Voyant déjà luire en espérance le jour prochain de notre heureuse union, Honorée et moi, nous abandonnant à des rêves agréables, nous fûmes, loin du bruit, nous entretenir de nos projets à venir ; des idées délicieuses nous berçaient ; nous étions ensemble, tout désormais devait s’embellir pour nous. Enfoncés dans nos réflexions, nous nous éloignâmes du reste de la société. Nous avions déjà dépassé un petit pont chinois, quand je sentis qu’on jetait sur ma tête un linge qui enveloppa tout mon corps. En un moment je fus lié ; on me plaça un bâillon dans la bouche, mes yeux furent bandés, et Honorée subit le même traitement ; les scélérats qui voulaient notre perte, nous entraînèrent sans qu’il me fût possible de porter obstacle à leur dessein. Cette entreprise s’exécuta avec tant de promptitude, que je suis encore à chercher comment ils purent la mettre à fin aussi lestement. Pendant les quelques heures de mon voyage, mes réflexions furent cruelles : je ne doutai point que je ne fusse tombé dans les mains d’Émilien, de Saint-Clair et de madame Derfeil. Dès lors je ne doutai plus que ma mort ne fût assurée ; mais combien mon désespoir fut-il redoublé par la pensée que ma cousine devait partager mon sort ! Oh ! que de fois j’invoquai le ciel ! que de fois je lui reprochai la protection qu’il donnait à des coupables, tandis qu’il souffrait que des innocents fussent accablés ! On nous avait placés chacun de nous deux sur un cheval, un homme nous portait attachés à sa ceinture, il courait au grand galop, et, autant que je pouvais le deviner, il me semblait qu’il était suivi par plusieurs personnes, qui toutes gardaient pourtant un profond silence. Ce qui redoublait mon inquiétude, était la crainte qu’on me séparât d’Honorée, et qu’il ne me fût plus permis de la revoir ; j’étais plus que certain que madame Derfeil commencerait sa vengeance en immolant cette tendre amie.

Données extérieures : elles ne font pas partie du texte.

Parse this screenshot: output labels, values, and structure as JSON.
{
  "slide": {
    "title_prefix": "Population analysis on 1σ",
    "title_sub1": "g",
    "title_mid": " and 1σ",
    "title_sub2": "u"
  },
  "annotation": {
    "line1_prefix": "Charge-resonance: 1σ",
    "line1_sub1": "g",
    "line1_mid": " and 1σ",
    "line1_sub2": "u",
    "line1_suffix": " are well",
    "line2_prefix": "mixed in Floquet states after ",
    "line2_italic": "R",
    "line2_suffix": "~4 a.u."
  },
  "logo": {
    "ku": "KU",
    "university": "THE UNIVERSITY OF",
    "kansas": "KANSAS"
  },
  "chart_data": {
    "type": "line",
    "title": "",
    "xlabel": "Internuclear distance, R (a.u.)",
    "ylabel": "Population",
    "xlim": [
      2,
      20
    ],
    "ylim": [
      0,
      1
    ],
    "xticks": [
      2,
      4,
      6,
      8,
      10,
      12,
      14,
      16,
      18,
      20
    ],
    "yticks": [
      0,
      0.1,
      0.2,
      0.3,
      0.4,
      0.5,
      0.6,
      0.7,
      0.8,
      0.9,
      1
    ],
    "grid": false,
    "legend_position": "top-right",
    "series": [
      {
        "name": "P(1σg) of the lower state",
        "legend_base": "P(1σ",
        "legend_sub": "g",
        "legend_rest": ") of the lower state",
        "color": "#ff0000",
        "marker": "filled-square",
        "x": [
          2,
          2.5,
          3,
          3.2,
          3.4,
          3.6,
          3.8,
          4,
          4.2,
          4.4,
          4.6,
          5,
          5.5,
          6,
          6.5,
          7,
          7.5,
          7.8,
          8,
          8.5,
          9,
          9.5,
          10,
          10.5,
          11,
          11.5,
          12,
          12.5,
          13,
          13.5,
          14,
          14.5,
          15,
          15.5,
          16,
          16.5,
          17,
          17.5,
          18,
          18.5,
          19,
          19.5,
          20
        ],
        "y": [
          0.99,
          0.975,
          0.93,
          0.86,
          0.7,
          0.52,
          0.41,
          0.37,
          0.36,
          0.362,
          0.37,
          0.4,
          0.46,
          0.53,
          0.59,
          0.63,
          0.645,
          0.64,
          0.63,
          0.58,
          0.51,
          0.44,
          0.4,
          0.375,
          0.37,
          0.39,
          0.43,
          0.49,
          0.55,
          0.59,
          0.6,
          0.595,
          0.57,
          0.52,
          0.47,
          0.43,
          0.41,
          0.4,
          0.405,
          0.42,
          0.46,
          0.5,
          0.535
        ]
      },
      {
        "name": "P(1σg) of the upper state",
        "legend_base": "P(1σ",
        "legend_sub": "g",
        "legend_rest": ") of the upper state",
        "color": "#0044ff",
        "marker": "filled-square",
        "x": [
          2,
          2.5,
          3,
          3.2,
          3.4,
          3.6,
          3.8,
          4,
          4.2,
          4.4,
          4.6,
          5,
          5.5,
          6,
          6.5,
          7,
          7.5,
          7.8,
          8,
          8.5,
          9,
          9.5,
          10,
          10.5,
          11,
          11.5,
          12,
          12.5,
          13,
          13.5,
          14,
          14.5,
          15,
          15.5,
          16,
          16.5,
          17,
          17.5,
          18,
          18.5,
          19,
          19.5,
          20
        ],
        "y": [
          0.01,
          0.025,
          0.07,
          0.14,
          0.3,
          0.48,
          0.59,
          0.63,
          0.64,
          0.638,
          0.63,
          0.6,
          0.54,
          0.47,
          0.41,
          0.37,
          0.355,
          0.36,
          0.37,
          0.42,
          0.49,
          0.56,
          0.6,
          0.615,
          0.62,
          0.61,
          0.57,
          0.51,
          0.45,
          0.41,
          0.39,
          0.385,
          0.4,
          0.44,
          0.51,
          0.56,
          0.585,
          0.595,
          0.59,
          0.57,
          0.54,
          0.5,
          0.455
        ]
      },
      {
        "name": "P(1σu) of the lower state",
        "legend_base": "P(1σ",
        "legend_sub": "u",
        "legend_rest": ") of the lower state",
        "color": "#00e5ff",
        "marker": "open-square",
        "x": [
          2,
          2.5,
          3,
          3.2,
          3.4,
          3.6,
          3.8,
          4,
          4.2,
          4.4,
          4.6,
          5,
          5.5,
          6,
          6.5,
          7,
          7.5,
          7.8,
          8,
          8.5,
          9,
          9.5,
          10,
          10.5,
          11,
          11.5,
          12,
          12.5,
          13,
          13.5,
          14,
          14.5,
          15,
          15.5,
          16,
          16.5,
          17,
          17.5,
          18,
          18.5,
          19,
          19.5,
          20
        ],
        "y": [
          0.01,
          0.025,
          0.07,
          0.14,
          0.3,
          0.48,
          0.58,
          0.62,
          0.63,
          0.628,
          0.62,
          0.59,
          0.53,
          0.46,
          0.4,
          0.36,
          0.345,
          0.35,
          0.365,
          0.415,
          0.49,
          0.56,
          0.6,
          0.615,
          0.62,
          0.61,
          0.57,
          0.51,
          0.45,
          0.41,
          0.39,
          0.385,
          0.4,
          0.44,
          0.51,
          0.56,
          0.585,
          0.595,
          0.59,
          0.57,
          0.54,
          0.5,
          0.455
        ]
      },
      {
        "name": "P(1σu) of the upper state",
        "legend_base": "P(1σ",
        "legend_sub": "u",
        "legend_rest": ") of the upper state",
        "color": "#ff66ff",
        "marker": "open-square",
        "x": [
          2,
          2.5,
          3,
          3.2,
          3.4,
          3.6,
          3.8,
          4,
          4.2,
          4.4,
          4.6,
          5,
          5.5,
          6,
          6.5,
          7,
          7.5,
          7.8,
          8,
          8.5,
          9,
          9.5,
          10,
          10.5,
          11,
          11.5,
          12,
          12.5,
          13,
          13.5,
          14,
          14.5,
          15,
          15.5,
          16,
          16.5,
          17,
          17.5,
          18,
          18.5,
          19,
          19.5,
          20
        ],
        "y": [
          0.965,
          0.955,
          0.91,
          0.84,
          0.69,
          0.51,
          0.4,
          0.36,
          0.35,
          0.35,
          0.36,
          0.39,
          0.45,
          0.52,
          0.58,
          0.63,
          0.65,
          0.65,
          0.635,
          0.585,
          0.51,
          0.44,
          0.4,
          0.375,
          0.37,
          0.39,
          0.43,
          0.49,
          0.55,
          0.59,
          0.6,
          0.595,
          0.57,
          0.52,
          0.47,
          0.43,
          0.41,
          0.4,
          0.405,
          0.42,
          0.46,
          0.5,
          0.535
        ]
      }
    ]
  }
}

On s’arrêta : les bandeaux qui couvraient mes yeux furent enlevés. Alors j’aperçus Honorée, je voulus m’élancer dans ses bras ; mais les barbares s’opposèrent à nos transports : on nous conduisit dans une chambre voûtée dont les portes, ainsi que les fenêtres, étaient garnies de grosses barres de fer ; nul meuble ne parait ce triste lieu Nous nous assîmes sur un banc de pierre ; nos persécuteurs s’éloignèrent alors ; rompant le silence, où sommes-nous ? dis-je à mon Honorée.

HONORÉE.

Hélas ! Philippe, nous sommes au pouvoir d’une puissance qui, sans doute, veut consommer notre ruine.

PHILIPPE.

Est-ce la mort qu’on nous destine ?

UNE VOIX.

Oui ! la mort, et la mort la plus cruelle.

HONORÉE.

Mon Dieu, venez à notre secours.

PHILIPPE.

Lâches ennemis, frappez-nous, mais ne cherchez pas à aggraver nos maux.

LA VOIX.

Philippe, Honorée, vous ressouvenez-vous du château de la forêt ?

PHILIPPE.

Où j’ai puni un assassin, où j’ai été reçu par le plus généreux des amis.

LA VOIX.

Eh bien ! c’est dans ce château où vous à conduits la vengeance.

PHILIPPE.

Ô Léopold ! tu n’es donc plus ; si tu vivais encore, ces murs ne serviraient point de repaire au crime.

LA VOIX.

Ce Léopold que vous implorez, est enfin tombé lui-même sous un pouvoir supérieur au sien.

HONORÉE.

Tout espoir nous est donc enlevé !

LA VOIX.

L’espérance a dû vous quitter aux portes de ce lieu redoutable.

PHILIPPE.

Est-ce toi, Émilien ? toi, dangereuse Clotilde ! toi, sanguinaire Saint-Clair, vous tous qui avez réuni contre nous votre infernal génie ?

LA VOIX.

Tu parles de Clotilde, tu ne tarderas pas à la voir.

PHILIPPE.

Ah ! tout m’est expliqué, rien ne peut opposer un frein à la vengeance d’une femme ; c’est elle qui a machiné ce complot odieux.

LA VOIX.

Portes de fer, barrières insurmontables, ouvrez-vous ; et vous, malheureux dévoués aux supplices, sortez du cachot qui vous renferme ; allez contempler le châtiment que nous infligeons aux perfides.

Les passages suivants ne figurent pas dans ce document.